Ismaël Nanfo Diaby est devenu une star sur les réseaux sociaux depuis qu’il a commencé à prier en langue Maninka. Nonobstant les multiples menaces et sanctions dont il a fait objets de la part des autorités religieuses, ce prédicateur islamique ne perd pas de force et de soutiens pour défier les autorités politiques et religieuses du pays. Sur les réseaux sociaux deux camps s’affrontent indirectement, où chacun cherche à étayer ses arguments même s’ils ne sont pas fondés.
D’aucuns parlent d’une violation de la laïcité qui stipule le respect de toutes les croyances religieuses en Guinée. Mais à écouter les uns et les autres, l’on se rend compte que ce principe de la laïcité est très meconnu par ceux qui prétendent le connaître. Sur cette question nous avons interrogé Maître Mouley Ismaël Diallo juriste, qui nous explique la signification de cette dite laïcité, qui fait polémique suite à l’interpellation de Nanfo.
«La laïcité en tant que telle, chacun est libre de choisir sa religion et aussi de l’appliquer. Maintenant, dans chaque religion, il y’a les principes de la religion. Ce n’est pas que tu es libre de faire ta religion comme tu l’entends sans respecter les principes de la religion, mais, tu es libre de choisir la religion que tu veux. Quand les chrétiens sont à l’église, les musulmans sont à la mosquée et les autres ne sont nulle part, tu n’as pas à dire que celui-ci fait bien ou que l’autre fait mal. C’est ça la laïcité et surtout le principe de la loi, ce n’est pas la loi d’une telle religion qui s’applique à tout le monde. Y’a une loi à part qui n’est pas directement liée à aucune religion qui doit s’appliquer à tout le monde», fait savoir maître Ismael.

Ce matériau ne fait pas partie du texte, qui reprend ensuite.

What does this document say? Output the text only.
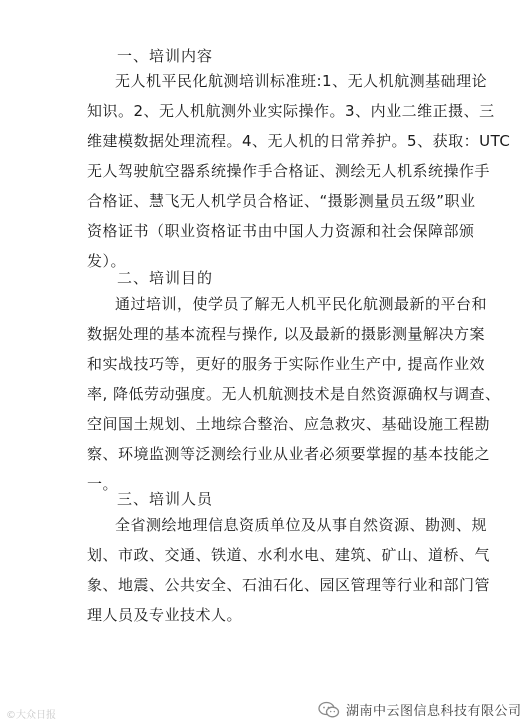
一、培训内容
无人机平民化航测培训标准班:1、无人机航测基础理论
知识。2、无人机航测外业实际操作。3、内业二维正摄、三
维建模数据处理流程。4、无人机的日常养护。5、获取：UTC
无人驾驶航空器系统操作手合格证、测绘无人机系统操作手
合格证、慧飞无人机学员合格证、“摄影测量员五级”职业
资格证书（职业资格证书由中国人力资源和社会保障部颁
发）。
二、培训目的
通过培训，使学员了解无人机平民化航测最新的平台和
数据处理的基本流程与操作, 以及最新的摄影测量解决方案
和实战技巧等，更好的服务于实际作业生产中, 提高作业效
率, 降低劳动强度。无人机航测技术是自然资源确权与调查、
空间国土规划、土地综合整治、应急救灾、基础设施工程勘
察、环境监测等泛测绘行业从业者必须要掌握的基本技能之
一。
三、培训人员
全省测绘地理信息资质单位及从事自然资源、勘测、规
划、市政、交通、铁道、水利水电、建筑、矿山、道桥、气
象、地震、公共安全、石油石化、园区管理等行业和部门管
理人员及专业技术人。
©大众日报	湖南中云图信息科技有限公司
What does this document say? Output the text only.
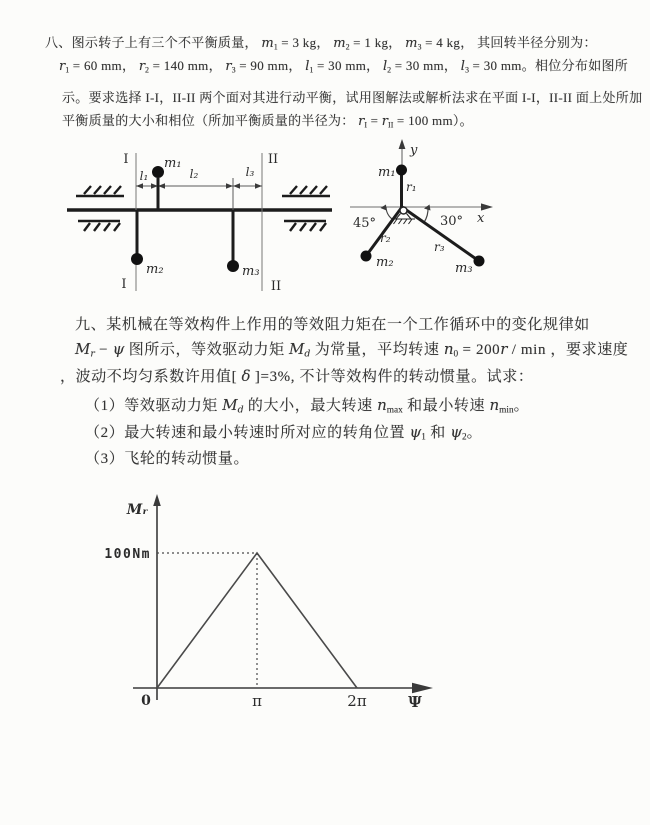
八、图示转子上有三个不平衡质量， m1 = 3 kg， m2 = 1 kg， m3 = 4 kg， 其回转半径分别为：
r1 = 60 mm， r2 = 140 mm， r3 = 90 mm， l1 = 30 mm， l2 = 30 mm， l3 = 30 mm。相位分布如图所
示。要求选择 I-I，II-II 两个面对其进行动平衡，试用图解法或解析法求在平面 I-I，II-II 面上处所加
平衡质量的大小和相位（所加平衡质量的半径为： rI = rII = 100 mm）。
I
I
II
II
l₁	l₂	l₃
m₁
m₂	m₃
x
y
45°	30°
m₁
r₁
m₂
r₂
m₃
r₃
九、某机械在等效构件上作用的等效阻力矩在一个工作循环中的变化规律如
Mr − ψ 图所示，等效驱动力矩 Md 为常量，平均转速 n0 = 200r / min ，要求速度
，波动不均匀系数许用值[ δ ]=3%, 不计等效构件的转动惯量。试求：
（1）等效驱动力矩 Md 的大小，最大转速 nmax 和最小转速 nmin。
（2）最大转速和最小转速时所对应的转角位置 ψ1 和 ψ2。
（3）飞轮的转动惯量。
Mᵣ
100Nm
0	π	2π	Ψ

Pour cet homme de droit, les préoccupations religieuses doivent être réglées par les spécialites en la matière.
«Dans la religion elle-même, c’est les religieux qui peuvent dire réellement dans cette religion, c’est comme ça qu’elle doit fonctionner. Si nous prenons le cas de ce qui s’est passé à Kankan, l’interprétation des textes religieux appartient aux religieux, ceux qui connaissent tellement les fondements, le contenu, la signification, le principe et les exceptions de la religion en question», fait savoir maître Mouley Ismael Diallo, qui affirme avec certitude, que la laïcité en tant que telle, «c’est la liberté de choisir une religion, de l’appliquer et de respecter les autres dans leurs choix. Le contenu de chaque religion, c’est les religieux à l’intérieur qui peuvent dire, voici les principes généraux, voici les exceptions, parce que le jugement en tant que tel n’appartient qu’aux spécialistes de la religion». Donc, renchérit-t-il, dans ce cas précis, Nanfo Ismael Diaby n’est pas interpellé et jugé parce qu’il prie dans une langue qui n’est pas l’arabe, mais, «parce qu’ici, la loi l’a pris ent tant que trouble à l’ordre public. Parce que si ce qu’il fait trouble l’ordre public et que l’ordre public est prévu dans le code pénal et que c’est l’infraction dont il est accusée, c’est de ça qu’on va parler. Ce n’est pas de dire qu’il prie dans une langue ou dans une autre, ce n’est pas la loi en tant que telle qui peut gérer ça», a-t’il laissé entendre.
Pour éviter toute polémique autour de cette affaire, ce juriste pense que «ce sont les religieux qui devraient avoir une cellule de réflexion pour expliquer aux gens réellement pour ce cas là qu’est-ce qu’il faut. Mais si tout le monde se prend comme généraliste et spécialiste en même temps, ça risque de fausser les données», avertit notre interlocuteur.
Cette situation a créé un amalgame sans précédent dans l’opinion, qui n’en vaut pas la peine selon maître, qui évoque un vide juridique dans ce dossier.
«Si je dis y’a un vide juridique dans nos textes de loi parce que y’a pas une infraction qui parle même de la prière, quand quelqu’un prie ou quand quelqu’un ne prie pas, ça ce n’est même pas une infraction. Maintenant quand il prie en français ou en anglais ou dans une autre langue, y’a même pas cette partie dans un texte de loi. C’est aux religieux de savoir si cela est acceptable ou pas. Si c’est pas acceptable, on lui dit de ne pas le faire, si c’est acceptable on le laisse prier», a tenté de clarifier cet analyste des questions juridiques.
Selon toujours maître Mouley Ismael Diallo, qui réside à Labé, cette affaire va au-delà de la laïcité qui n’a rien à voir dans cet imbroglio qui perdure a-t-il conclu.